Setitik Inspirasi untuk Perubahan

            “Ummi, mas ngantuk ndak mau muroja’ah sekarang”. Ucap Fatih dengan menunjukkan wajah melas pada Umminya.
            “ Mas Fatih kan dari tadi sore main terus, besok di marah ustadzah kalo gak mau setor hafalan sekarang”. Balas Ummi dengan sedikit tegas.
            Aku pun tersenyum memperhatikan peristiwa malam itu. Entah mengapa tiap melihat Fatih membuat alasan kepada orang tuanya agar tidak menyetor hafalan, aku selalu ingin tertawa dikarenakan wajah melasnya yang pandai sekali ia tunjukkan.
            Fatih adalah keponakan pertamaku yang tinggal dekat dengan rumahku. Ia bersekolah di Sekolah Dasar Islam Terpadu dan sedang duduk di kelas dua sedangkan adiknya berusia lima tahun. Tidak berasal dari keluarga penghafal qur’an, namun keluarga kami sangat menginginkan anaknya untuk bisa menghafal Al-qur’an. Untuk itu sejak dini, Fatih dan adiknya Naqiya sudah dilatih untuk menghafalkan ayat-ayat qur’an.

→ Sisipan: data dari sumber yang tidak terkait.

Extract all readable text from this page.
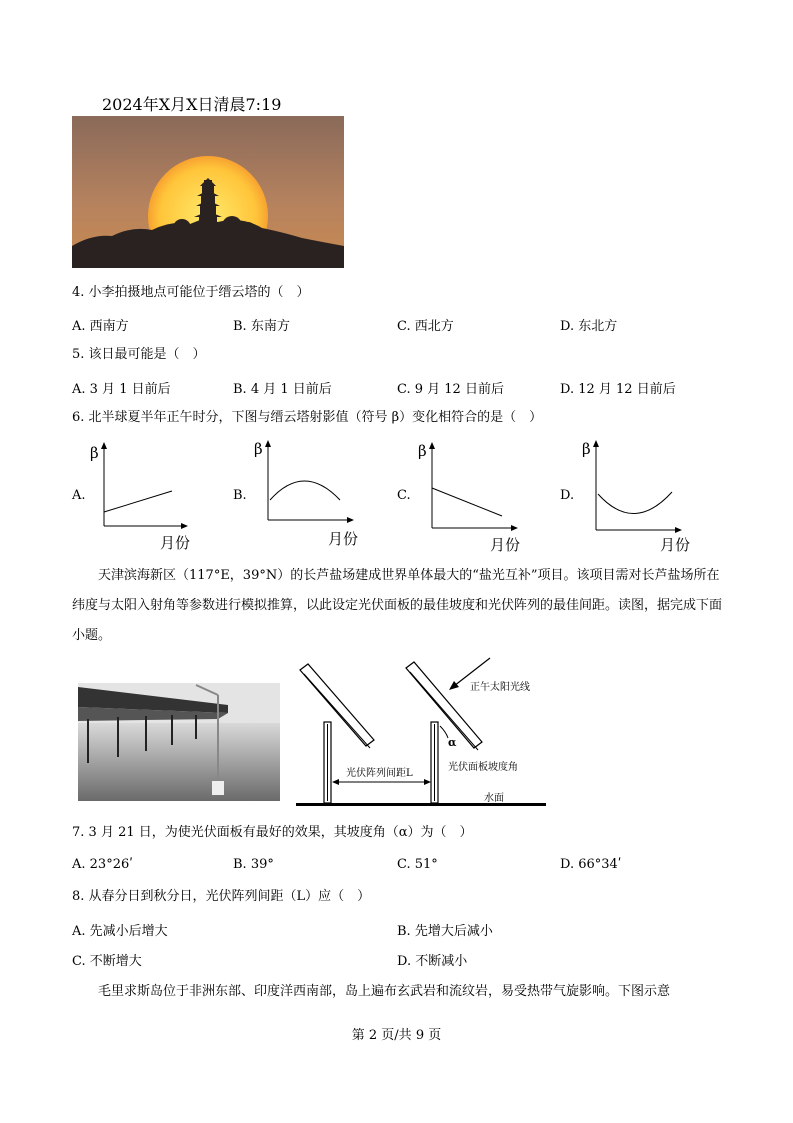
2024年X月X日清晨7:19
4. 小李拍摄地点可能位于缙云塔的（　）
A. 西南方	B. 东南方	C. 西北方	D. 东北方
5. 该日最可能是（　）
A. 3 月 1 日前后	B. 4 月 1 日前后	C. 9 月 12 日前后	D. 12 月 12 日前后
6. 北半球夏半年正午时分，下图与缙云塔射影值（符号 β）变化相符合的是（　）
A.
β
月份
B.
β
月份
C.
β
月份
D.
β
月份
天津滨海新区（117°E，39°N）的长芦盐场建成世界单体最大的“盐光互补”项目。该项目需对长芦盐场所在纬度与太阳入射角等参数进行模拟推算，以此设定光伏面板的最佳坡度和光伏阵列的最佳间距。读图，据完成下面小题。
α
正午太阳光线
光伏阵列间距L
光伏面板坡度角
水面
7. 3 月 21 日，为使光伏面板有最好的效果，其坡度角（α）为（　）
A. 23°26ʹ	B. 39°	C. 51°	D. 66°34ʹ
8. 从春分日到秋分日，光伏阵列间距（L）应（　）
A. 先减小后增大	B. 先增大后减小
C. 不断增大	D. 不断减小
毛里求斯岛位于非洲东部、印度洋西南部，岛上遍布玄武岩和流纹岩，易受热带气旋影响。下图示意
第 2 页/共 9 页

            Setiap kali aku berkunjung ke rumah mereka atau sebaliknya, Fatih dan Naqiya selalu melaporkan kepadaku tentang status hafalan mereka apakah bertambah ataupun mungkin stuck di satu surah. Dengan semangat mereka bercerita tentang hafalan mereka.
            “ Mbak Nafisha, Mas Fatih uda hafal sampai surah Al-Mutoffifin. Adek Naqiya kalah dia.”

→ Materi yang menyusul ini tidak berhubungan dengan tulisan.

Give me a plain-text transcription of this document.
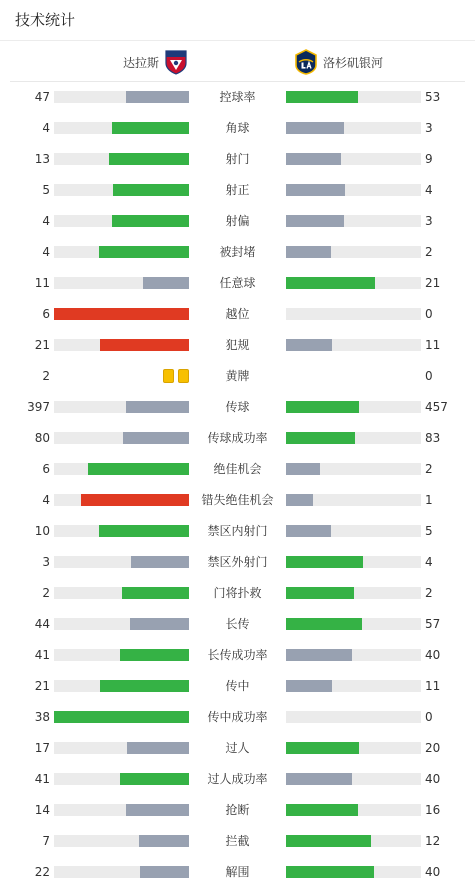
技术统计
达拉斯	洛杉矶银河
47	控球率	53
4	角球	3
13	射门	9
5	射正	4
4	射偏	3
4	被封堵	2
11	任意球	21
6	越位	0
21	犯规	11
2	黄牌	0
397	传球	457
80	传球成功率	83
6	绝佳机会	2
4	错失绝佳机会	1
10	禁区内射门	5
3	禁区外射门	4
2	门将扑救	2
44	长传	57
41	长传成功率	40
21	传中	11
38	传中成功率	0
17	过人	20
41	过人成功率	40
14	抢断	16
7	拦截	12
22	解围	40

            Gerutu Fatih di depanku. Fatih memposisikan Naqiya layaknya lawan dan sebaliknya. Aku hanya tersenyum dan kemudian menyemangati mereka berdua.
            Pada suatu malam ketika aku mengunjungi rumah mereka, Fatih menghampiriku yang sedang asyik dengan gadget bercover merah marun itu. Ah, untuk apasih anak kecil ini mendekatiku. Keluhku dalam hati.

            “Mbak Na, kenapa gak ngaji? Mbak Na kemarin suruh kita ngaji tapi mbak Na main Hape.” Dengan memalingkan wajahnya, Fatih langsung melarikan diri mendekati Umminya. Memang, aku juga tak pernah berpikir mengapa aku begitu malas untuk menghafalkan ayat Al-qur’an seperti yang dilakukan keponakanku. Terkadang aku berfikir bahwa menghafal itu gampang, jadi ya santai saja.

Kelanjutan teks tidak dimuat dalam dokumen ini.